Given this code:
class ImportTest(TestCase):
account = None
def test_atomic(self):
def import_task():
print Account.objects.all()
threads = []
self.account = Account.objects.create(name='abc')
for i in range(10):
t = threading.Thread(target=import_task)
threads.append(t)
t.start()
for t in threads:
t.join()
The threads prints empty record set, but if I make it to extend TransactionTestCase
as below:
class ImportTest(TransactionTestCase):
account = None
def test_atomic(self):
def import_task():
print Account.objects.all()
threads = []
self.account = Account.objects.create(name='abc')
for i in range(10):
t = threading.Thread(target=import_task)
threads.append(t)
t.start()
for t in threads:
t.join()
This will print out the record created.
Could someone please explain this behaviour?
Because TestCase
runs inside of a transaction (this is an implementation detail designed to improve performance), you shouldn't use it for anything that is itself testing or relying on transactions. This is explained in the documentation.

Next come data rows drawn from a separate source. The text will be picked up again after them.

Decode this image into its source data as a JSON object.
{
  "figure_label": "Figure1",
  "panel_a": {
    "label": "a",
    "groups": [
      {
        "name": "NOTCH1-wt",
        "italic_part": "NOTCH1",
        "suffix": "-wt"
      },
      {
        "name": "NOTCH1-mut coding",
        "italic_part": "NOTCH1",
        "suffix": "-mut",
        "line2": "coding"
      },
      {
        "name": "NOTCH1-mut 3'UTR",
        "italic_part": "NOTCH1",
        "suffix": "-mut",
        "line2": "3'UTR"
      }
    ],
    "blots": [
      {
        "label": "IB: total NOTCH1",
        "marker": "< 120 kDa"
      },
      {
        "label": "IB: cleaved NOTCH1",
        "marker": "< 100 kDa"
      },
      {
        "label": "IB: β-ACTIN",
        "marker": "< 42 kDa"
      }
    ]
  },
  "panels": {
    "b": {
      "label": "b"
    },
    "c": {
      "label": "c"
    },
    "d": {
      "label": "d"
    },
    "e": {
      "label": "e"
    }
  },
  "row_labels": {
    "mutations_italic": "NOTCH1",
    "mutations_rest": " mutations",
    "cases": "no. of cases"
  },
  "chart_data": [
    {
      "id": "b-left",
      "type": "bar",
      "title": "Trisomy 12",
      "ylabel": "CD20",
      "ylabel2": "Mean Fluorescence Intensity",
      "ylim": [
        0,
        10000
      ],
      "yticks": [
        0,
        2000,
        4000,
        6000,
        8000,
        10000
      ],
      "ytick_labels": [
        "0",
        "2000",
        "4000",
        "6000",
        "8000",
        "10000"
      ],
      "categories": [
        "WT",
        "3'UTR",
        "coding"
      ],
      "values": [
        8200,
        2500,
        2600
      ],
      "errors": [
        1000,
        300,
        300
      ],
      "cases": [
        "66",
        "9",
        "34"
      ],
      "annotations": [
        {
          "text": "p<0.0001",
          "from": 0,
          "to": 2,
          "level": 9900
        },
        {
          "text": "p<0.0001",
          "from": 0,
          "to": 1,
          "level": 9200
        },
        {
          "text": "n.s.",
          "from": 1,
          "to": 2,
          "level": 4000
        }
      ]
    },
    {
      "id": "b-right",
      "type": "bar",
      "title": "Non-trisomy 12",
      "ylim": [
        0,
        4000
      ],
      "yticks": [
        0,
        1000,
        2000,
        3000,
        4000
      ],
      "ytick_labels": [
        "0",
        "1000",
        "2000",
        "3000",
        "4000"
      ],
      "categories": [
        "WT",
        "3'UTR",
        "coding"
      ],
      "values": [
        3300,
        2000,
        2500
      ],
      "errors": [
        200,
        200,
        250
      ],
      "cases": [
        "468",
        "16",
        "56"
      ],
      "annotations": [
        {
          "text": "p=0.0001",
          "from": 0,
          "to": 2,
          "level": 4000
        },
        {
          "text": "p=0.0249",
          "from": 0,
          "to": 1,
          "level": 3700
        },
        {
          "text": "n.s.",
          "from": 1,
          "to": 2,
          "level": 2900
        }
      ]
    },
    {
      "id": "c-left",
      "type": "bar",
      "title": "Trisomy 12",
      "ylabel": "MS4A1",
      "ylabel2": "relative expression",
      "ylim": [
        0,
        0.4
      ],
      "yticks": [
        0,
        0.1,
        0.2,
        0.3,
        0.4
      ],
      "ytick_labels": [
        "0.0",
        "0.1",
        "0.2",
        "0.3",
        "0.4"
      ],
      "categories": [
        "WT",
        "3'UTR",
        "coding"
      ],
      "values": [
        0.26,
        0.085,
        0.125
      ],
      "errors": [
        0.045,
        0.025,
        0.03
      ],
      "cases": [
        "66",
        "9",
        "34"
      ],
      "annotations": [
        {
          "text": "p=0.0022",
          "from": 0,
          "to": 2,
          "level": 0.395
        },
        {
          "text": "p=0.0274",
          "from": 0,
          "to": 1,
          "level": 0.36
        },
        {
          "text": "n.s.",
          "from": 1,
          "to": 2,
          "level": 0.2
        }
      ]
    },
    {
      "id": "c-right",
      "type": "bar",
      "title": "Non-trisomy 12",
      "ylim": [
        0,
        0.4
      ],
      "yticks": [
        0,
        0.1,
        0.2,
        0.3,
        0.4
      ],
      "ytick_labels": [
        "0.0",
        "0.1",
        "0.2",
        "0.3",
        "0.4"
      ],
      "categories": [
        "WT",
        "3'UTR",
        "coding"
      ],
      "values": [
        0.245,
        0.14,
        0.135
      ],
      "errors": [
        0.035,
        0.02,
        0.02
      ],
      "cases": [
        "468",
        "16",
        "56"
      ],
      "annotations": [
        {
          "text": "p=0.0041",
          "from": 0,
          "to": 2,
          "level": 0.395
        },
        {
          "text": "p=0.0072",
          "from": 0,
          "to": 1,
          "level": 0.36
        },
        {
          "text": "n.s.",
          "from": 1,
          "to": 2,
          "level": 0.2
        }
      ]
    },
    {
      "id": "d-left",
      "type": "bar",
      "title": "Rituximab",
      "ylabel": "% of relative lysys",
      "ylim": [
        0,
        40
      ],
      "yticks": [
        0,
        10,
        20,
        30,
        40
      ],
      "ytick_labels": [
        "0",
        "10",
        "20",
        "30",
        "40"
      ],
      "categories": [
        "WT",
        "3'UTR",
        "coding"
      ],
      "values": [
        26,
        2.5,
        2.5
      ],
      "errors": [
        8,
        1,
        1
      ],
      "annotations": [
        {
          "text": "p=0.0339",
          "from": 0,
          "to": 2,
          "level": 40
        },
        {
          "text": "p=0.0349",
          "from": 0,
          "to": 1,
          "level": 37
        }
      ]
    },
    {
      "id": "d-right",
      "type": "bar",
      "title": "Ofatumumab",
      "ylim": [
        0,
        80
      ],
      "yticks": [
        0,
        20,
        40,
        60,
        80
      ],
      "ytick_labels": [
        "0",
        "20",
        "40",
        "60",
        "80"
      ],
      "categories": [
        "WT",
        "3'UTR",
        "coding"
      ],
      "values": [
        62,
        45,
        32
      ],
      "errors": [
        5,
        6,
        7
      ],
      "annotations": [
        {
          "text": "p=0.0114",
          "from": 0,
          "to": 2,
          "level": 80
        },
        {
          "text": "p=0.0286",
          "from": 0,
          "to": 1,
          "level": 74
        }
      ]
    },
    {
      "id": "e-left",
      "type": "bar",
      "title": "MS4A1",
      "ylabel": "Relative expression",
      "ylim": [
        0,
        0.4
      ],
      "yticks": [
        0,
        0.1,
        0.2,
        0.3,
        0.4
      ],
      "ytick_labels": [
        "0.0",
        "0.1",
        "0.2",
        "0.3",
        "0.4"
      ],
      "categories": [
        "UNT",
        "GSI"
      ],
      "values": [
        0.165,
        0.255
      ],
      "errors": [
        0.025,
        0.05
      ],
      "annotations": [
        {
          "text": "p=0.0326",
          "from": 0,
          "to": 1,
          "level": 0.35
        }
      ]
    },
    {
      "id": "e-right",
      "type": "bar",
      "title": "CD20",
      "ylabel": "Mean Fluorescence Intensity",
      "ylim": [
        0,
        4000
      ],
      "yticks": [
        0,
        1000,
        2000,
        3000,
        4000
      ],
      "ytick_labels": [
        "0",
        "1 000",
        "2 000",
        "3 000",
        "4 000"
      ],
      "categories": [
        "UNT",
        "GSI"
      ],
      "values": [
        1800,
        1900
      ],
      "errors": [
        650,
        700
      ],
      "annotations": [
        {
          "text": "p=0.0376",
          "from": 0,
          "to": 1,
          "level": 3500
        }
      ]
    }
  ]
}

What's happening in this case is probably database- and isolation-level-dependent, but my guess is that: the test is running inside of an open transaction because you're using TestCase
; that transaction remains open until the test is over and it's rolled back; the threads are creating their own connections to the database; and due to the isolation level they are not able to see the object created in the still-open main transaction.
The good news is that you've found the solution: use TransactionTestCase
. The test process will run in the regular autocommit mode, so the create()
commits to the database before the other threads do their lookups.